The definition of "scientific" doesn't include "testable".


I think we should at least settle this question; Can an hypothesis,
theory, principle, claim or statement be scientific if it is not
testable?


It needn't be immediately testable with current technology and the
resources humans are willing to put into it. Those are just practical
considerations.

But, among other qualities, a theory must say something definite about
nature, must make concrete predictions of observables that will be either
right or wrong.
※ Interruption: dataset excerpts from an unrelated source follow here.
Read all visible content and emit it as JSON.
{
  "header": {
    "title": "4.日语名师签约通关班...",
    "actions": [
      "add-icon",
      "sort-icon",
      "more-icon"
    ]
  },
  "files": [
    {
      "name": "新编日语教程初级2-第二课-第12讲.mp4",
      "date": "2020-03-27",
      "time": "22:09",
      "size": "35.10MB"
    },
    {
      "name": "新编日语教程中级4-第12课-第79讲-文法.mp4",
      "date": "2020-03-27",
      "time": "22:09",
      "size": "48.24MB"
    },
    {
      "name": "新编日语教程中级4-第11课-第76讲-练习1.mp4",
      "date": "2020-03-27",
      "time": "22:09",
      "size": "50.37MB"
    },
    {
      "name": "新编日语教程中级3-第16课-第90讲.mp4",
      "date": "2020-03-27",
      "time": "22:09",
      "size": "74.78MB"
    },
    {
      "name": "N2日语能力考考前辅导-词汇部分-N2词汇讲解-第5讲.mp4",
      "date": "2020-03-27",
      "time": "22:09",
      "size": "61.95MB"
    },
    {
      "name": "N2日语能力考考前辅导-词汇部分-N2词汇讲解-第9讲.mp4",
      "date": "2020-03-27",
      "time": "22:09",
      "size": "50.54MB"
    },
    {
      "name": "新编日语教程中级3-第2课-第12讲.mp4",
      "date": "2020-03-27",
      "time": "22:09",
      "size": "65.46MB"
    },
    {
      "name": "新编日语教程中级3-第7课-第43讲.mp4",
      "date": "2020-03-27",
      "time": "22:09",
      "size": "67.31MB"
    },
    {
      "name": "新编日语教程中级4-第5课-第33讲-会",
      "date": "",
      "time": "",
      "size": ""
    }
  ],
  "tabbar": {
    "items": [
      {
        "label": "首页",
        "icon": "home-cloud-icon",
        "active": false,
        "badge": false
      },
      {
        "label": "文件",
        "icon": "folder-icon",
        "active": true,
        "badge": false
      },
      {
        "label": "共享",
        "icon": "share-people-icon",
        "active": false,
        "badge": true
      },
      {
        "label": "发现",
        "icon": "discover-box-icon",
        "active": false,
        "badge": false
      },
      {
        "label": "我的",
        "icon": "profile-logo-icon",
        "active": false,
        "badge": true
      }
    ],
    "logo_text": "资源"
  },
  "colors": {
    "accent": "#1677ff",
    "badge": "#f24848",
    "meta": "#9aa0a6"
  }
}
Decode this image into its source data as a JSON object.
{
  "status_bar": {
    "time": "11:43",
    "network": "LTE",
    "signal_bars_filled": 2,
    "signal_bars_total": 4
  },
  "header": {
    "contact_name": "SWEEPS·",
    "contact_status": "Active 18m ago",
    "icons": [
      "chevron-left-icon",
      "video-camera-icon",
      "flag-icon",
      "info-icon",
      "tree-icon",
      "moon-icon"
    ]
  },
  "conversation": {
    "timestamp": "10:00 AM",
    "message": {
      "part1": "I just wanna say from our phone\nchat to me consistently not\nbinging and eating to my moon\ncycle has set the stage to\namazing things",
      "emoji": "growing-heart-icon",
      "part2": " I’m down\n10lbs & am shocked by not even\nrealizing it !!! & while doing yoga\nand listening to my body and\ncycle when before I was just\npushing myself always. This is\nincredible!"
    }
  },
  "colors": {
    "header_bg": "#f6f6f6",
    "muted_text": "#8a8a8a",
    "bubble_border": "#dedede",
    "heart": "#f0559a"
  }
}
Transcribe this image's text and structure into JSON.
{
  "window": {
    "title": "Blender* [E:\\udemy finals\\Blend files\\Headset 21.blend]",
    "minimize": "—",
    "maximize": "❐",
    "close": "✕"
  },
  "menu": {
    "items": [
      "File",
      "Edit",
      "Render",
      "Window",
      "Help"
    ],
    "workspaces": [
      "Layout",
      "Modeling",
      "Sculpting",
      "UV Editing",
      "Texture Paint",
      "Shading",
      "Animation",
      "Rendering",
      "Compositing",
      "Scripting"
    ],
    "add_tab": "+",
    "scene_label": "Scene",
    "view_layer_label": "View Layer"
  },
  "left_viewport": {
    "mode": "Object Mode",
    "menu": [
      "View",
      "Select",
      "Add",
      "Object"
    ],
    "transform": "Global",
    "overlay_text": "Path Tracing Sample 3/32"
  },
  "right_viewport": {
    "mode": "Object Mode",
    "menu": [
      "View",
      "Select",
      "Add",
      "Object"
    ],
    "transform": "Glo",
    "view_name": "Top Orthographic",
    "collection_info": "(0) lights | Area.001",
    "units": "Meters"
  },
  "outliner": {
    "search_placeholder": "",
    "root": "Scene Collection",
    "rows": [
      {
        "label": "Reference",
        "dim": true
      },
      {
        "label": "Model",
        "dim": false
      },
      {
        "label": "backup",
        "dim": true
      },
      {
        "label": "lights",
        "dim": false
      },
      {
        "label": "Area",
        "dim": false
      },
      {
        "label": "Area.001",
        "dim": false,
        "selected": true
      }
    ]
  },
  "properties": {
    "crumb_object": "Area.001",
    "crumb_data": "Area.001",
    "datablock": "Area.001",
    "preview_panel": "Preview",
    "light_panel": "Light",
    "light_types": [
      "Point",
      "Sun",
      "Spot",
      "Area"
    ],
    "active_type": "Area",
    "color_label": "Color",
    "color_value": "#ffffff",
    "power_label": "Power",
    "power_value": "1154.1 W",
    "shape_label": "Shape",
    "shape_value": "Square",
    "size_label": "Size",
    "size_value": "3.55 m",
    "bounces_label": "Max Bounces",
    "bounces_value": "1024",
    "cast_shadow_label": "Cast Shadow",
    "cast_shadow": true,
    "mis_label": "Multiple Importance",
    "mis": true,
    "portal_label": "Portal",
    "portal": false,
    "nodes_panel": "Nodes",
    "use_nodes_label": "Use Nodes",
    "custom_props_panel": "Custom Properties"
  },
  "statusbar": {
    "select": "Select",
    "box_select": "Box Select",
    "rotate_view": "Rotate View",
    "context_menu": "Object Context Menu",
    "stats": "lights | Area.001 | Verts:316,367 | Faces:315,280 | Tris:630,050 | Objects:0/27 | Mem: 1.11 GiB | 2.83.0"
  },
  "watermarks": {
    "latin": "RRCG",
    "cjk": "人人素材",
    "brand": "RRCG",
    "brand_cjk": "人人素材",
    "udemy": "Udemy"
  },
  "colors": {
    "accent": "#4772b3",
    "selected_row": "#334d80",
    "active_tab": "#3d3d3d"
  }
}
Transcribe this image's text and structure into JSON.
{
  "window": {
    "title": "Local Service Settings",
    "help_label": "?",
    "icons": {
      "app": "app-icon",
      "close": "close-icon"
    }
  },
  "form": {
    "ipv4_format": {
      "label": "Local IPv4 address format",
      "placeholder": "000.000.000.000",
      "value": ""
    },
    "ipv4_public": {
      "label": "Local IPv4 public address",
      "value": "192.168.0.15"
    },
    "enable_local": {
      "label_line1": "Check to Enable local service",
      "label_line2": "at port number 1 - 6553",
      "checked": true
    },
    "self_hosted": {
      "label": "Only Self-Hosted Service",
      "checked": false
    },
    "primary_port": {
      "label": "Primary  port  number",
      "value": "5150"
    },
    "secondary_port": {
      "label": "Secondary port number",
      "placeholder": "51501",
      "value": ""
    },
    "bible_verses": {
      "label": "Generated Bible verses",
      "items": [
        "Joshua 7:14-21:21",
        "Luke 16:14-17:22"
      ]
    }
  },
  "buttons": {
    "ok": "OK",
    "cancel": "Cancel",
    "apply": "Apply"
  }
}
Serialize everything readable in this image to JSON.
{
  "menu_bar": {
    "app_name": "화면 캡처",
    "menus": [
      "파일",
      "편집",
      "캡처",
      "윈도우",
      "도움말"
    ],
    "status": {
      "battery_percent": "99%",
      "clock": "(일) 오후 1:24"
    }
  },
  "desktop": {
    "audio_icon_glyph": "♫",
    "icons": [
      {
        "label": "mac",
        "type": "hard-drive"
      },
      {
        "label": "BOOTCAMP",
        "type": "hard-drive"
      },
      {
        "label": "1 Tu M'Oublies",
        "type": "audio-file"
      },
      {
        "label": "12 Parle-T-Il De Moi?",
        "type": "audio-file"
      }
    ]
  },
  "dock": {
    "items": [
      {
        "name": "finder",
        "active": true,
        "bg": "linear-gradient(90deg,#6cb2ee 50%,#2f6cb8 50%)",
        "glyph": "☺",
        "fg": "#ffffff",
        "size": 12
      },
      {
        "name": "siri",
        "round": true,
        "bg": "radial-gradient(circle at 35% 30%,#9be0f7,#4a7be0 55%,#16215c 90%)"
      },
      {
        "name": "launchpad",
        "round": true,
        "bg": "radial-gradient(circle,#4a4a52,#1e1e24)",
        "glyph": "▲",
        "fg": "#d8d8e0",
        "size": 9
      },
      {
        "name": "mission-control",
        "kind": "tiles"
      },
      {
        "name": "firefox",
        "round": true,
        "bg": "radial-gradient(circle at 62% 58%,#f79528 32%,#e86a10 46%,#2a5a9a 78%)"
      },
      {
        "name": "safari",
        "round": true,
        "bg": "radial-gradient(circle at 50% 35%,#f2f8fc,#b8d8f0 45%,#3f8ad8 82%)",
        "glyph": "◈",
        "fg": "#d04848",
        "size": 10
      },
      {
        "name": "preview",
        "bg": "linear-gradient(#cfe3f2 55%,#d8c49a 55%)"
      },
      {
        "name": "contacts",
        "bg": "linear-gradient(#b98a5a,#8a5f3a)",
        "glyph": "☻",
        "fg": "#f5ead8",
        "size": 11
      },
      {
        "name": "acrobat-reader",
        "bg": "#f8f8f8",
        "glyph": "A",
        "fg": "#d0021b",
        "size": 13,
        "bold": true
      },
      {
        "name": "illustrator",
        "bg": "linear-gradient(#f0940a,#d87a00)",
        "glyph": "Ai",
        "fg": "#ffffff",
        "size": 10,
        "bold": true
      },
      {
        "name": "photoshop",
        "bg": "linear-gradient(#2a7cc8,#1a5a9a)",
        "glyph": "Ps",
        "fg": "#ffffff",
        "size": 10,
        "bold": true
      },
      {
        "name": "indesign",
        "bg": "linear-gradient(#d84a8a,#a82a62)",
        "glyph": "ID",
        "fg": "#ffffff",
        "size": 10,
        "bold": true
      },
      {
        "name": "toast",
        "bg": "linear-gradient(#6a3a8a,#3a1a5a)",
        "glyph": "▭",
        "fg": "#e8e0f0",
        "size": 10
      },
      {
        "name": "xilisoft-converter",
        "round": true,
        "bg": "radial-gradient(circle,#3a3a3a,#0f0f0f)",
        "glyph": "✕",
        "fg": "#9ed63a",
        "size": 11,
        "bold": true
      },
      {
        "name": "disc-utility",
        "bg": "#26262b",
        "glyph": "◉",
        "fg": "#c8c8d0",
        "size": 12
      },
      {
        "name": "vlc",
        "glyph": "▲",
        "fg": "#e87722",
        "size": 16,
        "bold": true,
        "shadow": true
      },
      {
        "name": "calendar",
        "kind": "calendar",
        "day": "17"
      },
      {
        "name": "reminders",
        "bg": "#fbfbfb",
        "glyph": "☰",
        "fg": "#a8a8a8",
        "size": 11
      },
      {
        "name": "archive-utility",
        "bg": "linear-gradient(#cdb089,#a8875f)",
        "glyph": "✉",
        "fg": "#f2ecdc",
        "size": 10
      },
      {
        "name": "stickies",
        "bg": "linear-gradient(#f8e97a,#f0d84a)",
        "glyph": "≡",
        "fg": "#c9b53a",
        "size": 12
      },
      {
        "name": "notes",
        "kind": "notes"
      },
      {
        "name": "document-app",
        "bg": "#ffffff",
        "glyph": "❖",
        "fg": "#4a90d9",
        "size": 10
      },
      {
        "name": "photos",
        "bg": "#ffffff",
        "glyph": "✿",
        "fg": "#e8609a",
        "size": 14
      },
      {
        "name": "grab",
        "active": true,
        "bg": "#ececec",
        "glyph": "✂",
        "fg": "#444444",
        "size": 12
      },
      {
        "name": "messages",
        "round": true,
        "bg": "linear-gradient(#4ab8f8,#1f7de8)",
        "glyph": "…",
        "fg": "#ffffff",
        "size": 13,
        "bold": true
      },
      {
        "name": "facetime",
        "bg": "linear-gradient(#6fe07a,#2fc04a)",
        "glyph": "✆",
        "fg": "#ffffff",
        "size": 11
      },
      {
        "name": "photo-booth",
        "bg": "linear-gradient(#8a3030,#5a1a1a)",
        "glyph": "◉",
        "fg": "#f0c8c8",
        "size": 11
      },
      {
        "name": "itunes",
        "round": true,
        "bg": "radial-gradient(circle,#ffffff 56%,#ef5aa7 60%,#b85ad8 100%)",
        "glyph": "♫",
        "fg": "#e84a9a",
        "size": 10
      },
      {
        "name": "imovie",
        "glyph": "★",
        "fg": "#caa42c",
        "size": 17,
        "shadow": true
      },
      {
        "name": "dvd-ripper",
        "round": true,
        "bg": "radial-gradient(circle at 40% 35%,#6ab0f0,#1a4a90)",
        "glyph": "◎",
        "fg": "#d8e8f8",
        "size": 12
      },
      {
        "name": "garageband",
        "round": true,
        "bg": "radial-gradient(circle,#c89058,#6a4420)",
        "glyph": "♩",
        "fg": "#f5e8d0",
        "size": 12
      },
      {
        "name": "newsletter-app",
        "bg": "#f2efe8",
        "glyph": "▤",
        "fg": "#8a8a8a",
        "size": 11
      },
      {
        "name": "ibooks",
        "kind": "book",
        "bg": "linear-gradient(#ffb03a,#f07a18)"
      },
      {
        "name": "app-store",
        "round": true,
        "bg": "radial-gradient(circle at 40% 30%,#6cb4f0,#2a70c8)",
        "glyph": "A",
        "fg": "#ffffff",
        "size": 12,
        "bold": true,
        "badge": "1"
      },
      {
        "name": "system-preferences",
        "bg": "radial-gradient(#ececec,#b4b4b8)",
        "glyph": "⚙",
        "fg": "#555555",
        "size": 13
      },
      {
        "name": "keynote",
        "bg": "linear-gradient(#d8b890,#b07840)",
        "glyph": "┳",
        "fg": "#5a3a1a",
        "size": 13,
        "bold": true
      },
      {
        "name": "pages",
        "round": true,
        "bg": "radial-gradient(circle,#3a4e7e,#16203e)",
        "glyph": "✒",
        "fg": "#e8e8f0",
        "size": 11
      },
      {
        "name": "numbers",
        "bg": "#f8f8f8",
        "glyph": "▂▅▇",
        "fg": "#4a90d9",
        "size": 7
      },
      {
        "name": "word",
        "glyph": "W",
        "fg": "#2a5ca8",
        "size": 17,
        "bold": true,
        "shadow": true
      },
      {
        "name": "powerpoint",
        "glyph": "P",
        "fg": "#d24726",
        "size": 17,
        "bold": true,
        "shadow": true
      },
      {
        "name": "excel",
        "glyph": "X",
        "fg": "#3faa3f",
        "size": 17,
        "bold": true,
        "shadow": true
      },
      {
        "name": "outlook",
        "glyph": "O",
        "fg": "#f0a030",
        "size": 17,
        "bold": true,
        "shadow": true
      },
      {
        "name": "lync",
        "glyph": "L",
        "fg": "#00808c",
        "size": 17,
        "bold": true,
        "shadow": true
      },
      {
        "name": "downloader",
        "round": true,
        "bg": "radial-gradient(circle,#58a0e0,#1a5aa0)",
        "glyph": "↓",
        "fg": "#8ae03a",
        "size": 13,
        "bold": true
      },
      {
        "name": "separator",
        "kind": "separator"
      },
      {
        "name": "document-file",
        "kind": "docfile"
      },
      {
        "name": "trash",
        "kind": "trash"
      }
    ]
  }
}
Theory aids the understanding, but science is
fundamentally empirical.



www.m-w.com

Main Entry: em·pir·i·cal
Pronunciation: -i-k&l
Variant(s): also em·pir·ic /-ik/
Function: adjective
Date: 1569
1 : originating in or based on observation or experience empirical data


That is why scientists differentiate between :

1. universal, scientific (empirical) statements ("There is no X") because we
can all observe, experience it when such statements are false, and

2. unscientific, metaphysical (non-empirical) statements ("X exists")
because the only thing that falsifies any such statement is the universal,
empirical statement "There is no X."

See Popper, _The Logic of Scientific Discovery_.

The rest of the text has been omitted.